Pourquoi le Mali offre une prime record pour iyad ag ghaly et ses lieutenants

pourquoi le Mali offre une prime record pour iyad ag ghaly et ses lieutenants

Iyad Ag Ghaly.

Les autorités maliennes ont frappé fort en annonçant une récompense exceptionnelle pour la capture de Iyad Ag Ghaly, chef du groupe djihadiste JNIM, et plusieurs de ses proches collaborateurs. Une prime pouvant atteindre 2 milliards de francs CFA est désormais offerte à quiconque fournira des informations menant à leur arrestation ou neutralisation. Cette mesure s’inscrit dans la stratégie de lutte contre le terrorisme au Mali, deux mois après les attaques simultanées de Kidal et Kati qui ont marqué un tournant dans l’insécurité régionale.

Le général Daoud Aly Mouhammedine, ministre de la Sécurité et de la Protection civile, a appelé la population à soutenir les forces armées dans cette traque. Sept individus, présentés comme des menaces majeures pour la stabilité du pays, font désormais l’objet de cette chasse à l’homme sans précédent.

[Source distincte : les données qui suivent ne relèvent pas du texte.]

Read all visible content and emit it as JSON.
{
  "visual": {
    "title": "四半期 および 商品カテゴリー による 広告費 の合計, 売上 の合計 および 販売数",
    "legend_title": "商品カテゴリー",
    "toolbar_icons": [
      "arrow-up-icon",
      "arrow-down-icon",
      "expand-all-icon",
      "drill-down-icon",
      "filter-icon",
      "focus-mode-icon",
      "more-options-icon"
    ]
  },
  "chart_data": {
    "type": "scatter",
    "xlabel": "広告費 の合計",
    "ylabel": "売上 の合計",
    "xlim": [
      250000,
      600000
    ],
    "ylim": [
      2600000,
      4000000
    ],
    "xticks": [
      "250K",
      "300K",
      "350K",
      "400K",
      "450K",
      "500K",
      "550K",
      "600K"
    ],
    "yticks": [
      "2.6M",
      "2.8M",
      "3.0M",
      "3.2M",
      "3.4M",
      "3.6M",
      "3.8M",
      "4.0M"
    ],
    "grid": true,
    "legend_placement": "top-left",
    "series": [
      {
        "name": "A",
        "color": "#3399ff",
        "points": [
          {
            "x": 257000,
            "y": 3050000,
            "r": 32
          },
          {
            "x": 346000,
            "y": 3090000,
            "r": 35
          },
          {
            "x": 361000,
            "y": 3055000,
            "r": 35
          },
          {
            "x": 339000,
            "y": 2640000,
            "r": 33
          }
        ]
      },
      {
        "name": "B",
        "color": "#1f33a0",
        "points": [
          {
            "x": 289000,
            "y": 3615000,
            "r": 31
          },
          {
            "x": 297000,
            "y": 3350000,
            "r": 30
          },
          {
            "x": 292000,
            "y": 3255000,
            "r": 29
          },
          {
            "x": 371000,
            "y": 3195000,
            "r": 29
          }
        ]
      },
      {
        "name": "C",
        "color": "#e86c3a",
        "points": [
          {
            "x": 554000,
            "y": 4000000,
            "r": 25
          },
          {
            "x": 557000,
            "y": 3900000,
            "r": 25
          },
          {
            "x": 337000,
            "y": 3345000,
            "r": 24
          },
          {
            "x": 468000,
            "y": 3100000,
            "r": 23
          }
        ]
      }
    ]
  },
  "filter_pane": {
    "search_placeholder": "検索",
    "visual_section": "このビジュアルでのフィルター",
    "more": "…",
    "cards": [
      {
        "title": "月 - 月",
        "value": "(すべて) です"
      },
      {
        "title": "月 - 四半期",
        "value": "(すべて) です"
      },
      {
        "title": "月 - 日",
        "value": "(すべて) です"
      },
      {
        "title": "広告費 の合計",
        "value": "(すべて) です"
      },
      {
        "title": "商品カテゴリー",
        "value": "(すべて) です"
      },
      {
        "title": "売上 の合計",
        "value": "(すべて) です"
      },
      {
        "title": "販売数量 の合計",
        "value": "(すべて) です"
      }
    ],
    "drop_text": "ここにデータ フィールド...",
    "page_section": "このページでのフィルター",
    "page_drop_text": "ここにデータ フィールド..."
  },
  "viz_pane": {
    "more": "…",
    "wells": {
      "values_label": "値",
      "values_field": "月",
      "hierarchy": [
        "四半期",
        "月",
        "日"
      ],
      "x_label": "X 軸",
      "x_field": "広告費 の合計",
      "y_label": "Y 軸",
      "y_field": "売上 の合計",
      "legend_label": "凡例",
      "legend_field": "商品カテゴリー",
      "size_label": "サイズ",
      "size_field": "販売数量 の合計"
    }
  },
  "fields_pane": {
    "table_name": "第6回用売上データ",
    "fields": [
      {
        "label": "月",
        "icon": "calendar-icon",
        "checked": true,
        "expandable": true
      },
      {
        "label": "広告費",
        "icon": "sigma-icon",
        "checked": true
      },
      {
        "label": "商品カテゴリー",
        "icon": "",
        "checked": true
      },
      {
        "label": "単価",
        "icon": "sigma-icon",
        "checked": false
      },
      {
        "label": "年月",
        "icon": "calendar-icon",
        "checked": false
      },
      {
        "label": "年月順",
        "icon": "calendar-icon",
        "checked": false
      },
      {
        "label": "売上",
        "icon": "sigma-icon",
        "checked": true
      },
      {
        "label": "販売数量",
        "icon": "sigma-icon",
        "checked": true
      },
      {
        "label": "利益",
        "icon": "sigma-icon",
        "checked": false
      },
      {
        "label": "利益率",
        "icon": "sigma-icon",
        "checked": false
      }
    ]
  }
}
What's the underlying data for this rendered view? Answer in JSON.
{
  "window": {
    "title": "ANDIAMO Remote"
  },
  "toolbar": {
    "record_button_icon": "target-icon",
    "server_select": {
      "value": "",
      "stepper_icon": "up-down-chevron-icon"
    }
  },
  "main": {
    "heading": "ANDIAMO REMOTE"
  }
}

Ce qu’ont décidé les autorités maliennes

marché malien

Dans un communiqué diffusé par la télévision d’État, le ministère malien de la Sécurité a détaillé les modalités de cette opération exceptionnelle : « Une récompense financière sera attribuée à toute personne apportant des informations fiables et vérifiables permettant l’arrestation ou la neutralisation des individus recherchés, dans le cadre de la préservation de la sécurité nationale et de la lutte contre le terrorisme. »

Les montants proposés reflètent l’urgence de la situation :

  • 2 milliards de francs CFA pour Iyad Ag Ghaly, chef du Jama’at Nusrat al-Islam wal-Muslimin (JNIM), alias Groupe de soutien à l’islam et aux musulmans (GSIM)
  • 1,5 milliard de francs CFA pour Amadou Koufa, chef de la katiba Macina, et Abdoulaye Mohamed, alias Habib, également issu de cette même katiba
  • 1 milliard de francs CFA pour Algabas Ag Intallah, figure politique et militaire du Front de libération de l’Azawad (FLA)
  • 500 millions de francs CFA pour trois responsables du FLA : Ghita, Bilal Chérif et Abderrahmane Al Banna

Cette annonce intervient après les attaques coordonnées du 25 avril qui ont coûté la vie au ministre de la Défense malien, Sadio Camara. Les djihadistes du JNIM et les séparatistes du FLA avaient alors mené des assauts simultanés contre des positions stratégiques.

Qui est Iyad Ag Ghaly ?

Iyad Ag Ghaly en 2012

Né en 1958 dans la région de Kidal, Iyad Ag Ghaly incarne depuis des décennies les tensions qui secouent le nord du Mali. Son parcours, marqué par une radicalisation progressive, en fait aujourd’hui l’une des figures les plus redoutées du Sahel.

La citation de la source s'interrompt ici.